We could argue that it is crucial to fix the planet, the geological and ecological structure on which life rests. In doing so we might stake a claim for humanity and refuse the dissolving that Berardi argues is underway. We could try to calm the fires, to eradicate the virus and to stop the floods, but if we were to do this would it require a radical rethinking of the very fabric that is worn? Can we repair the planet and at the same time return to the capitalist status quo? Or, is it only by jettisoning that system that we might be able to engage in any meaningful acts of repair? Is there something in-between or are these options our only ones? And, again, can we expect any meaningful interventions from performance and performance studies? Timothy Morton argues, ‘art is thought from the future’ (2016: 1) but what kinds of artistic thinking should this be and what kinds of artistic thinking should be resisted?

We invite essays, manifestos, theoretical and critical reflections, images, documents and creative works that respond to this uncomfortable status quo of our own making. Topics might include but are not limited to:

  • The futility of return, imagining new futures
  • Kintsugi—the art of repairing broken objects with filaments of precious metals
  • Digital salve for the scorched soul: acts of performative care as a way of repair
  • Mending things
  • Creative acts that do nothing or displace human activity
  • Aesthetics of/and emptiness
  • Repairing the arts
  • Bodies, senses and sensualities as repair
  • Repair for whom? Class, identity and repair
  • Repairing collective action and solidarity
  • Thinking about obsolescence
  • Tragedy as repair
  • Countercultures and performance
  • Environmental restoration: being different with the planet
  • Beyond repair: necropolitics and herd immunity

Performance Research also invites short reviews (approximately 750 words) of recent books, performances, conferences or other forms related to the theme. For title proposals and suggestions related to ‘On Repair’, contact our Reviews Editor, Anna Jayne Kimmel, at reviews@performance-research.org.uk

References

 Schedule

Proposals: 31 July 2020
First Drafts: 1 November 2020
Final Drafts: January 2021
Publication: June 2021

Format

Alongside long-form articles, we encourage short articles and provocations. As with other editions of Performance Research, we welcome artist(s)’s pages and other contributions that use distinctive layouts and typographies, combining words and images, as well as more conventional essays.

Issue Contacts

All proposals, submissions and general enquiries should be sent direct to Performance Research at: info@performance-research.org

Issue-related enquiries should be directed to the issue editors:

Helena Grehan: h.grehan@murdoch.edu.au

Peter Eckersall: peckersall@gc.cuny.edu

General guidelines for submissions:

 Before submitting a proposal, we encourage you to visit our website (performance-research.org ) and familiarize yourself with the journal.

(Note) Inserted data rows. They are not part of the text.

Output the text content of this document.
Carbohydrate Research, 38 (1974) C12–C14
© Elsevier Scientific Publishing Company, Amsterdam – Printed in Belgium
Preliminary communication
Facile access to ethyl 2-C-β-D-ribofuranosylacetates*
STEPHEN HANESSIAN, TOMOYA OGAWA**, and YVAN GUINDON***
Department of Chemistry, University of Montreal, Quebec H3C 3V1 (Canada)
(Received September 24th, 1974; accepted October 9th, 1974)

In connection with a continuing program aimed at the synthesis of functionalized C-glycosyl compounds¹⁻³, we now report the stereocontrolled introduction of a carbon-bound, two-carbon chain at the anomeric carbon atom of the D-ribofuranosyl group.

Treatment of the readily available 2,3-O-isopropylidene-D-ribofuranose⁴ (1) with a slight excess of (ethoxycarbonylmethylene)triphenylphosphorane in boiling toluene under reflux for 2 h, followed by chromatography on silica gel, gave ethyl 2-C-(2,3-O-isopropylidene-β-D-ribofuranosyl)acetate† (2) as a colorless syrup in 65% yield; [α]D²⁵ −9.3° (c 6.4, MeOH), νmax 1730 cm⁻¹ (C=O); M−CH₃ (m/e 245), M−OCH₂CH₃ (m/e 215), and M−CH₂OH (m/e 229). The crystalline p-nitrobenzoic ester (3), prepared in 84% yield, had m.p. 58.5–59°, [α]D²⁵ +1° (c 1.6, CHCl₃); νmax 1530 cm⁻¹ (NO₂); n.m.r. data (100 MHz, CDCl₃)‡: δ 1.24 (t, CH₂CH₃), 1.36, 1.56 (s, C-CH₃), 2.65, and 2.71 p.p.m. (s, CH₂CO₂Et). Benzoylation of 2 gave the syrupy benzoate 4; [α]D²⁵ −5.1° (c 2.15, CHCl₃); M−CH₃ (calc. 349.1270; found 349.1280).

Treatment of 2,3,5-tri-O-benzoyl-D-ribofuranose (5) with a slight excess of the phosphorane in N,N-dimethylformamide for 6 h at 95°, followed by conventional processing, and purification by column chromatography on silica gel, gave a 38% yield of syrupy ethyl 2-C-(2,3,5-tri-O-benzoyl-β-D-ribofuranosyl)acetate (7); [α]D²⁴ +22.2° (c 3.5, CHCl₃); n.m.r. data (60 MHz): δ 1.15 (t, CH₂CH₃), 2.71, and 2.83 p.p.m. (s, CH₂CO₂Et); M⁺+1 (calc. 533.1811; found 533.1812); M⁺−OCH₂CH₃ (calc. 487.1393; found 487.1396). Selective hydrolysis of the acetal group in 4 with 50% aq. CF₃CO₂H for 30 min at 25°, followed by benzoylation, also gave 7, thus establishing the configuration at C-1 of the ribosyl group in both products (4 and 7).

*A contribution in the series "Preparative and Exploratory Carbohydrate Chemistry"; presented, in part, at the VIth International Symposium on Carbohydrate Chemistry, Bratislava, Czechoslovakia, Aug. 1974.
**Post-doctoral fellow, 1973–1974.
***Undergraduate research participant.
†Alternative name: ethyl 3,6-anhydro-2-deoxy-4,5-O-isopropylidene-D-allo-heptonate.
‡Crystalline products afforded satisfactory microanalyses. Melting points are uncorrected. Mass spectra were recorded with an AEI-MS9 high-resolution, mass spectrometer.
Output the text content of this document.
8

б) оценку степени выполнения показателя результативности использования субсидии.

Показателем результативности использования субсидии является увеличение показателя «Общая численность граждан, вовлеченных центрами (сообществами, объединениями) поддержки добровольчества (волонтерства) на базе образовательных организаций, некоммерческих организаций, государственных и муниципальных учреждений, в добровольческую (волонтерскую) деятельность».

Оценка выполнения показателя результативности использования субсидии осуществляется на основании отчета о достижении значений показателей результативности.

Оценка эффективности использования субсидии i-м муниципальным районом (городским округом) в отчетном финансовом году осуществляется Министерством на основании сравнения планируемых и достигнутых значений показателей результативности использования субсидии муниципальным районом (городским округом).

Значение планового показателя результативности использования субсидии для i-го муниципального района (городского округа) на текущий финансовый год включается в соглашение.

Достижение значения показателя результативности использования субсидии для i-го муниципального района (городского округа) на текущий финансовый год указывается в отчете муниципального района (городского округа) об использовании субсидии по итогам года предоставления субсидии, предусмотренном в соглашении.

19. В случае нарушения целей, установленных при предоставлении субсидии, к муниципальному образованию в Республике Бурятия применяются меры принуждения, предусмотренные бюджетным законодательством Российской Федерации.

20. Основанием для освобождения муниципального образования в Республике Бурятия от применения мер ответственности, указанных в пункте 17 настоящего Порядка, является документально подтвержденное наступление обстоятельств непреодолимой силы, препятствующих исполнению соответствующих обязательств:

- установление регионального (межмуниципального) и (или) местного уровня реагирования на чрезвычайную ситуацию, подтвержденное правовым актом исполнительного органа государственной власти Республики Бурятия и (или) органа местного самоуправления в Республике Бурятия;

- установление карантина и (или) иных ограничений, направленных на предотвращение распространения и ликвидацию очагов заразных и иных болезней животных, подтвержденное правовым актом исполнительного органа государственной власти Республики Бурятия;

  • Proposals will be accepted by email (Microsoft Word or Rich Text Format (RTF)).
  • Proposals should not exceed one A4 side.
  • Please include your surname in the file name of the document you send.
  • Please include the issue title and issue number in the subject line of your email.
  • Submission of images and other visual material is welcome provided that all attachments do not exceed 5 MB, and there is a maximum of five images.
  • Submission of a proposal will be taken to imply that it presents original, unpublished work not under consideration for publication elsewhere.
  • If your proposal is accepted, you will be invited to submit an article in first draft by the deadline indicated above. On the final acceptance of a completed article you will be asked to sign an author agreement in order for your work to be published in Performance Research.